Father Noel Barry, press secretary to Cardinal Thomas Winning, head of the Roman Catholic Church in Scotland, and Annie Clinton, an education adviser with Glasgow City Council, claimed that an article in The Scottish Sun in September 1996 implied they were involved in a long-term, secret, sexual relationship.

Each sued for damages of pounds 200,000 and after a trial lasting 10 days at Edinburgh's Court of Session, a judge awarded the pair a substantial part of it. Fr Barry, 42, of Milngavie, Strathclyde, won pounds 45,000 and Ms Clinton, 51, of Lanarkshire, won pounds 120,000. The jury took almost four hours to reach a unanimous verdict that the pair had been defamed.

There was no reaction from Fr Barry or Ms Clinton, who were sitting next to each other in the court, but when the jury left Ms Clinton hugged her lawyer. The pair admitted spending nights under the same roof at Ms Clinton's house, but denied they ever had a sexual relationship.

It had taken the bombing of Iraq to knock the "priest story" off the front pages in Scotland yesterday after a former nun Caroline Brown, 38, told the court that she lost her virginity to Fr Barry in a Preston hotel room in 1985.

Mrs Brown, who now has two children, told the court that Fr Barry had lied under oath. She said they had been in love and she thought they would marry, but their relationship petered out after he failed to leave the priesthood. In the witness box at the beginning of the trial, Fr Barry had spoken of the night in the Crest Hotel, but denied that he broke his vow of celibacy although he was "tempted".

However, he suggested to the jury there were times when he would have liked sexual intimacy. "Right now, I suppose I can honestly say, hand on heart, that in an ideal world, if such exists, for me as a human being I would want to be married, but that is a sacrifice I have chosen to make as a priest," he said.
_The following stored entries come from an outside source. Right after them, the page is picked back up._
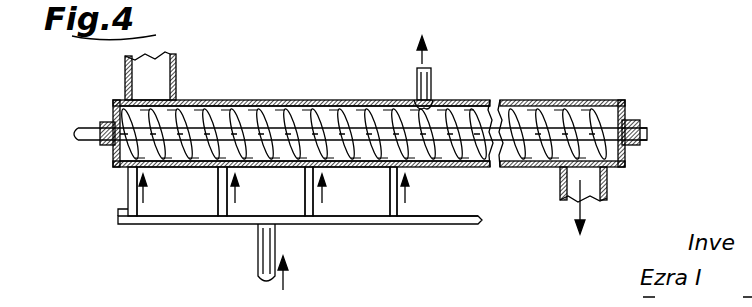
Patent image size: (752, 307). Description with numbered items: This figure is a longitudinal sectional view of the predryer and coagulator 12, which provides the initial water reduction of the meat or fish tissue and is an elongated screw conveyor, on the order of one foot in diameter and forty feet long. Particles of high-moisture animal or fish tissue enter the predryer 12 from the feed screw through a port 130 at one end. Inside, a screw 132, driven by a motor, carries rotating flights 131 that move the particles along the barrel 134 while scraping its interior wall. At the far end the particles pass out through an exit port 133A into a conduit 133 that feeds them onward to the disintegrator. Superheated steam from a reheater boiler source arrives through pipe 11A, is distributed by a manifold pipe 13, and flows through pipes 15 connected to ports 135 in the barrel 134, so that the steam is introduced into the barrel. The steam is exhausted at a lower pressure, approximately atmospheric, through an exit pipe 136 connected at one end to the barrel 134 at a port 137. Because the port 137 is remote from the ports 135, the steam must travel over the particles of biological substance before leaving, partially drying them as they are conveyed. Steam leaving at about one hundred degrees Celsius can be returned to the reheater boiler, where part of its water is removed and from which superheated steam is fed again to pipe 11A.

The predryer and coagulator 12 is at (297, 100).
The manifold pipe 13 is at (442, 218).
The pipes 15 is at (218, 197).
The pipe 11A is at (273, 250).
The port 130 is at (168, 92).
The flights 131 is at (560, 98).
The screw 132 is at (86, 127).
The conduit 133 is at (600, 190).
The exit port 133A is at (630, 146).
The barrel 134 is at (232, 99).
The ports 135 is at (115, 158).
The exit pipe 136 is at (432, 82).
The port 137 is at (414, 98).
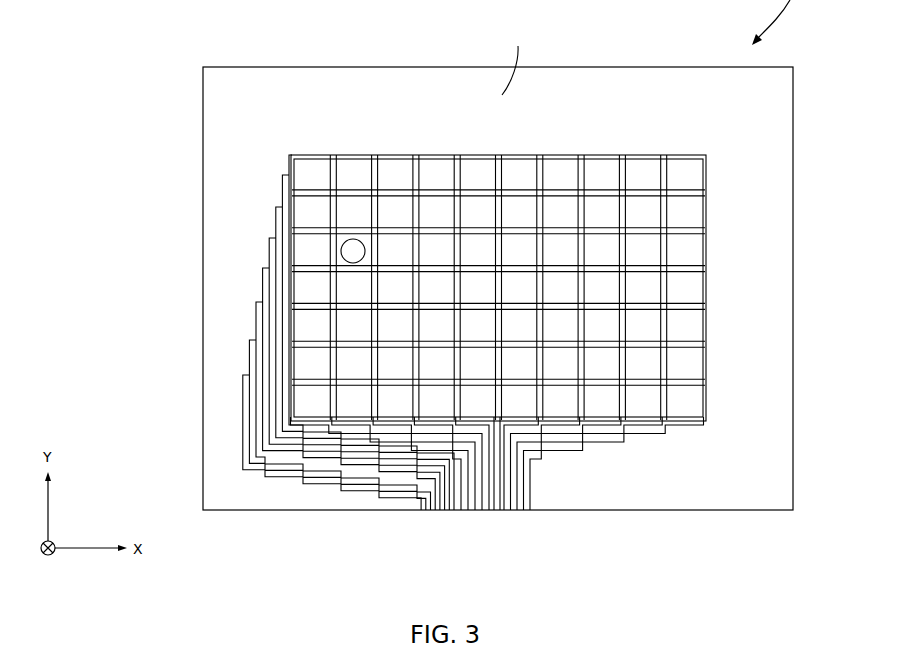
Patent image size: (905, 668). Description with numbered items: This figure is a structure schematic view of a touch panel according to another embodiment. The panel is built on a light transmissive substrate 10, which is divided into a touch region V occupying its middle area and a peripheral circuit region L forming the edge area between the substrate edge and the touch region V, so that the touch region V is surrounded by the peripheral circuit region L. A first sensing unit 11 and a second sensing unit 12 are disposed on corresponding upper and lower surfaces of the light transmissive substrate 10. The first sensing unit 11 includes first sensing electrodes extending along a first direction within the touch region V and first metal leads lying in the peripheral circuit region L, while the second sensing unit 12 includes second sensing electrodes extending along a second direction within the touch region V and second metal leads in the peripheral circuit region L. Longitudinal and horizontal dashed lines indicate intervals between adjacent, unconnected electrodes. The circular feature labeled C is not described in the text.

The light transmissive substrate 10 is at (793, 403).
The first sensing unit 11 is at (371, 190).
The second sensing unit 12 is at (708, 178).
The peripheral circuit region L is at (512, 62).
The touch region V is at (690, 292).
The circular opening C is at (353, 265).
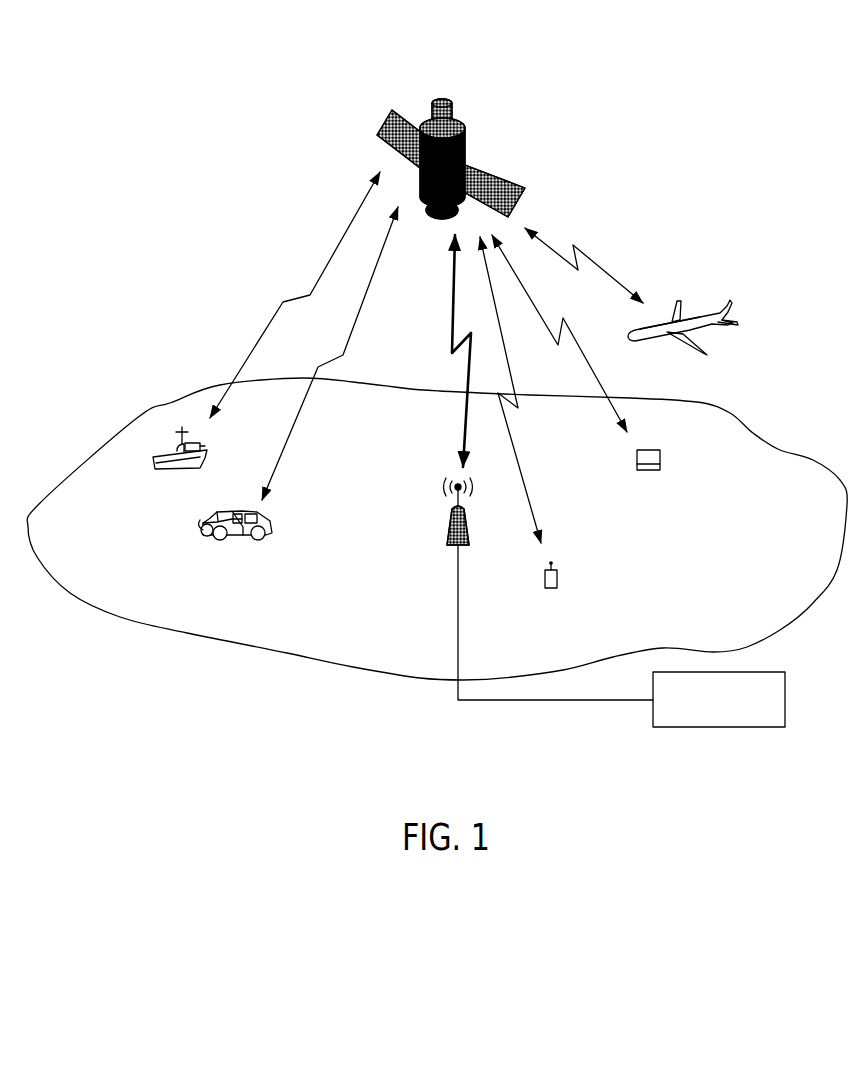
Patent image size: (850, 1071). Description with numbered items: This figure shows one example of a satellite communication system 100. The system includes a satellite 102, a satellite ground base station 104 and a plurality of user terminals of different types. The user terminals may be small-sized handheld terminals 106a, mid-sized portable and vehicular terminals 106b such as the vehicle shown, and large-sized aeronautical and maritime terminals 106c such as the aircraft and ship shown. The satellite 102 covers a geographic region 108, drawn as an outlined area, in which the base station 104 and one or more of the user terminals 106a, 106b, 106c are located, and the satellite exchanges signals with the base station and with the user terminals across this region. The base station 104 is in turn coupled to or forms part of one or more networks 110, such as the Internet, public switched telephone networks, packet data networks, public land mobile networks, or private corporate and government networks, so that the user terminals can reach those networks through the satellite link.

The satellite communication system 100 is at (225, 128).
The satellite 102 is at (487, 163).
The satellite ground base station 104 is at (450, 522).
The small-sized handheld terminal 106a is at (558, 576).
The mid-sized portable and vehicular terminal 106b is at (238, 540).
The large-sized aeronautical and maritime terminal 106c is at (177, 473).
The geographic region 108 is at (183, 398).
The network 110 is at (720, 728).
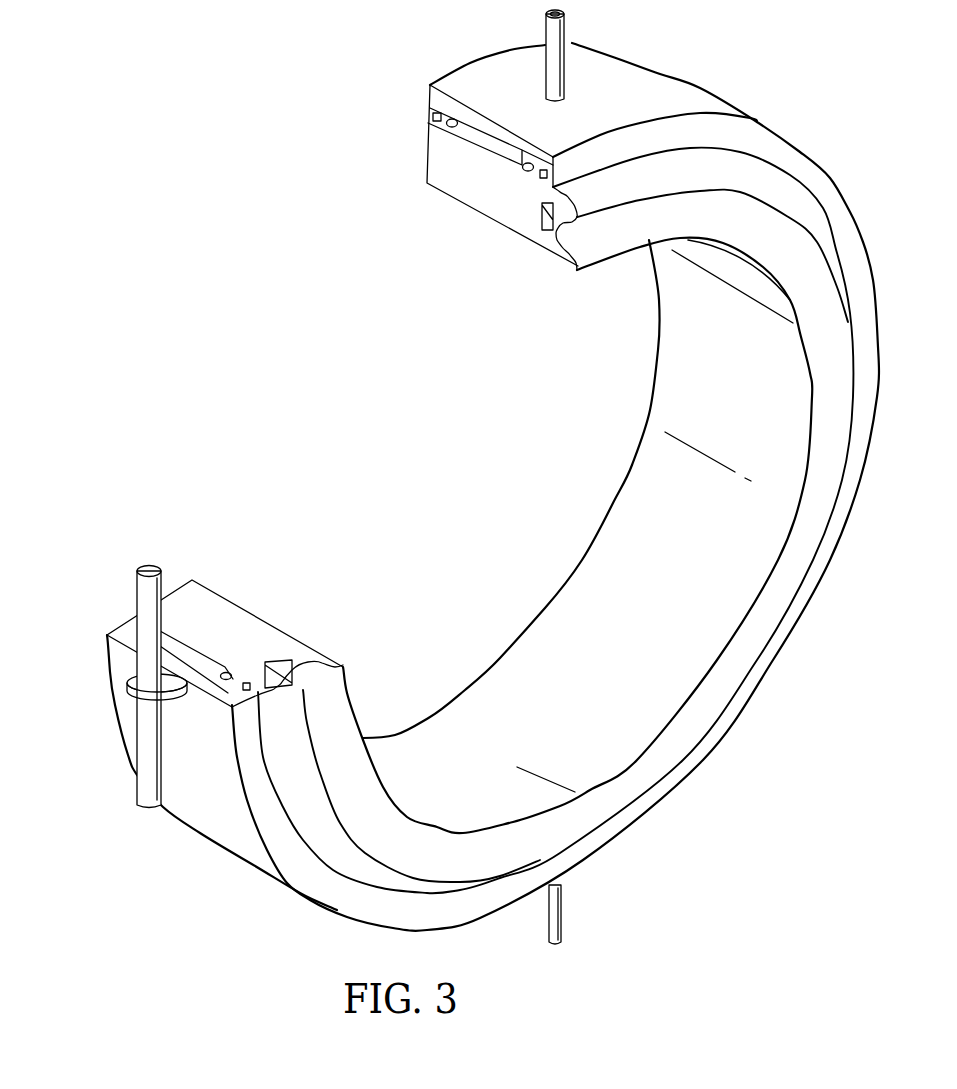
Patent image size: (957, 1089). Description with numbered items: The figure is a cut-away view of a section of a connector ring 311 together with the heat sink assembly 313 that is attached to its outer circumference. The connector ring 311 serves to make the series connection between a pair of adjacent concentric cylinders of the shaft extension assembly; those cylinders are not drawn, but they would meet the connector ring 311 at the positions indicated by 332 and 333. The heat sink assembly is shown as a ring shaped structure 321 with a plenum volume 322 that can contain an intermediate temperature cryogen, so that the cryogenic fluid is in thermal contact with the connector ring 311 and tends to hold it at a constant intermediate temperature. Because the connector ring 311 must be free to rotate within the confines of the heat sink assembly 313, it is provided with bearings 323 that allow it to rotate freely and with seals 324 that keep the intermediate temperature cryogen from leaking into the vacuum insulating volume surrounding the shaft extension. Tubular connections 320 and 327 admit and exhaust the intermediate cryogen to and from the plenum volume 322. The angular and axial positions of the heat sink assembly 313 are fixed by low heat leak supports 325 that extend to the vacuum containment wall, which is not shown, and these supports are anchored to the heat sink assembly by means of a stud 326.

The connector ring 311 is at (433, 167).
The heat sink assembly 313 is at (102, 690).
The tubular connection 320 is at (566, 30).
The ring shaped structure 321 is at (376, 353).
The plenum volume 322 is at (473, 137).
The bearings 323 is at (433, 115).
The seals 324 is at (450, 125).
The low heat leak supports 325 is at (133, 783).
The stud 326 is at (128, 682).
The tubular connection 327 is at (566, 905).
The position where a concentric cylinder meets the connector ring 332 is at (605, 247).
The position where a concentric cylinder meets the connector ring 333 is at (603, 200).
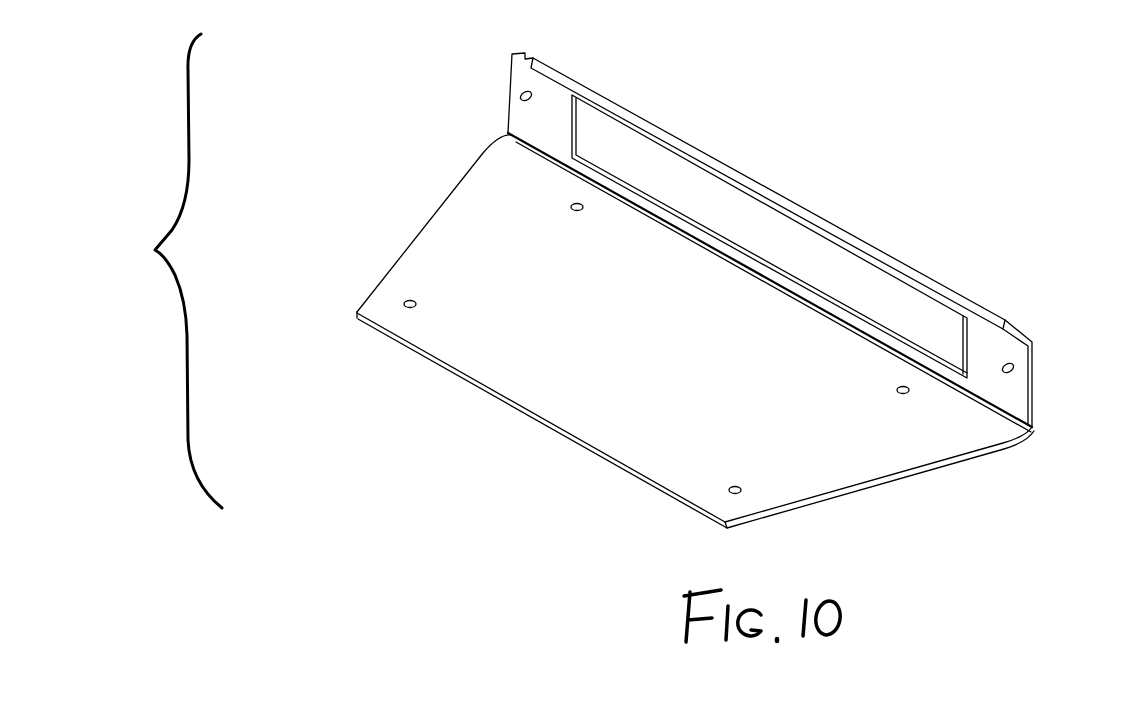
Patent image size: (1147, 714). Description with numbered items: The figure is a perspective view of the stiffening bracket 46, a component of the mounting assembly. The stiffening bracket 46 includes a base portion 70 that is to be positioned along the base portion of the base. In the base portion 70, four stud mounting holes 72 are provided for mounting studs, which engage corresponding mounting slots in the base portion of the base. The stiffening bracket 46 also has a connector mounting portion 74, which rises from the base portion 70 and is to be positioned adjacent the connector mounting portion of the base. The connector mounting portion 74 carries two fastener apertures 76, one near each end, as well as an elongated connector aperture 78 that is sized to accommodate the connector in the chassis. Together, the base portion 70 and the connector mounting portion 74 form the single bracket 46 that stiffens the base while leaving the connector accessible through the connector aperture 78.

The stiffening bracket 46 is at (147, 271).
The base portion 70 is at (672, 377).
The stud mounting holes 72 is at (408, 309).
The connector mounting portion 74 is at (977, 347).
The fastener apertures 76 is at (531, 95).
The connector aperture 78 is at (752, 220).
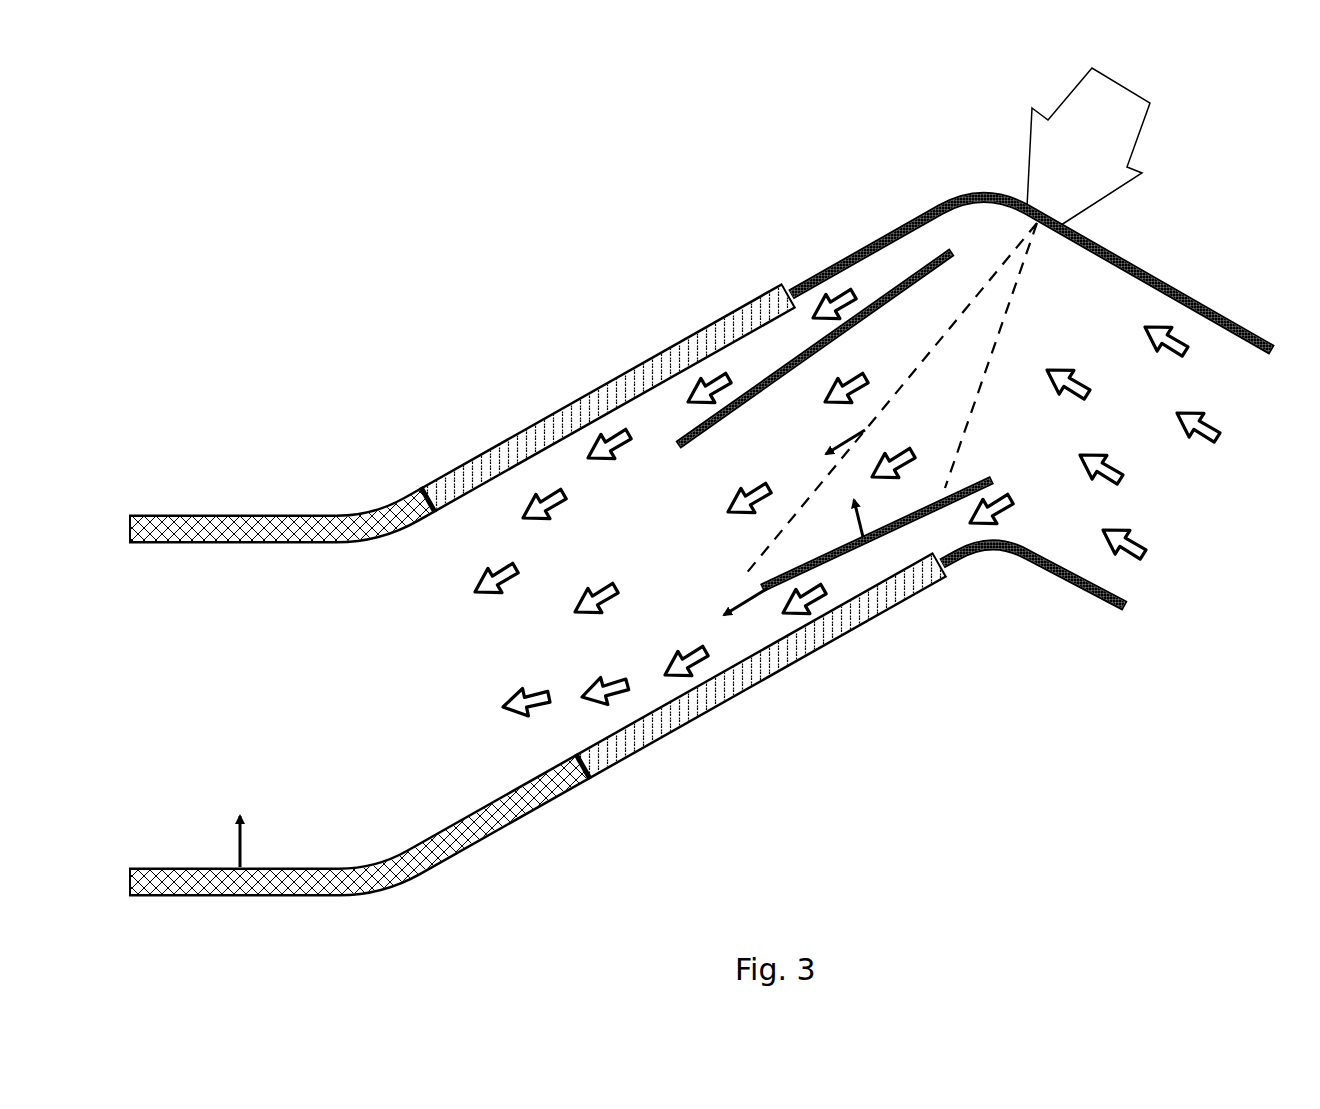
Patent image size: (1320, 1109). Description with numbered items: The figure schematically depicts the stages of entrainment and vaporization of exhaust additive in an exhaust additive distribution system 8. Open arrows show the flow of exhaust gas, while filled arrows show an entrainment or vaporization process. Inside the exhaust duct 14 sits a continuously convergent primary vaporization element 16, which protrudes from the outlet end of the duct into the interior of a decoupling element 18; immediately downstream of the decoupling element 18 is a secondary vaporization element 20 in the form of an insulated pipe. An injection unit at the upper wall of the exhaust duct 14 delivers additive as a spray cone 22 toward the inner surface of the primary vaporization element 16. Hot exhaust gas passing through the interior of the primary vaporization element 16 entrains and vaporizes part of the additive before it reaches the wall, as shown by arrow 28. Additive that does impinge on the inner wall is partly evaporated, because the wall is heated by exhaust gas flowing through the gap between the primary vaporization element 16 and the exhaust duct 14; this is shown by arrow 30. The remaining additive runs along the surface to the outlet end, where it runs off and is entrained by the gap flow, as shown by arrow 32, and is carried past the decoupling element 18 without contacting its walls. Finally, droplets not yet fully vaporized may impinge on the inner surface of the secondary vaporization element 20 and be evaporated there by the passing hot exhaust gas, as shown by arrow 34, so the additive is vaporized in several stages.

The exhaust additive distribution system 8 is at (482, 354).
The exhaust duct 14 is at (1060, 575).
The primary vaporization element 16 is at (910, 282).
The decoupling element 18 is at (717, 708).
The secondary vaporization element 20 is at (312, 512).
The spray cone 22 is at (953, 467).
The arrow depicting entrainment and vaporization 28 is at (845, 440).
The arrow depicting wall evaporation 30 is at (857, 526).
The arrow depicting run-off entrainment 32 is at (737, 600).
The arrow depicting secondary evaporation 34 is at (243, 838).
The Sun, and good many other observers of the case, thought it had a match-winning witness in Mrs Brown. Bruce Waddell, editor of The Scottish Sun, said that after the "very private and very painful" evidence given by Mrs Brown, he was "extremely disappointed" at the verdict for Father Barry. The publishers are considering an appeal.

Cardinal Winning, the Archbishop of Glasgow, said that the church had not paid anything to the costs incurred by his press secretary in fighting the case and refused to be drawn into debate on the case. "To prolong the personal hurt of those whose lives have been affected by this incident is pointless," he said.

Mrs Brown told the court on Thursday that the Cardinal had been unsympathetic when she approached him about the liaison with Fr Barry. He had asked her if she had an tape recordings. "I became quite upset," she said. "I said `I don't think you realise how difficult this is for me to come here'. [The cardinal] said `What do you want, tears'?"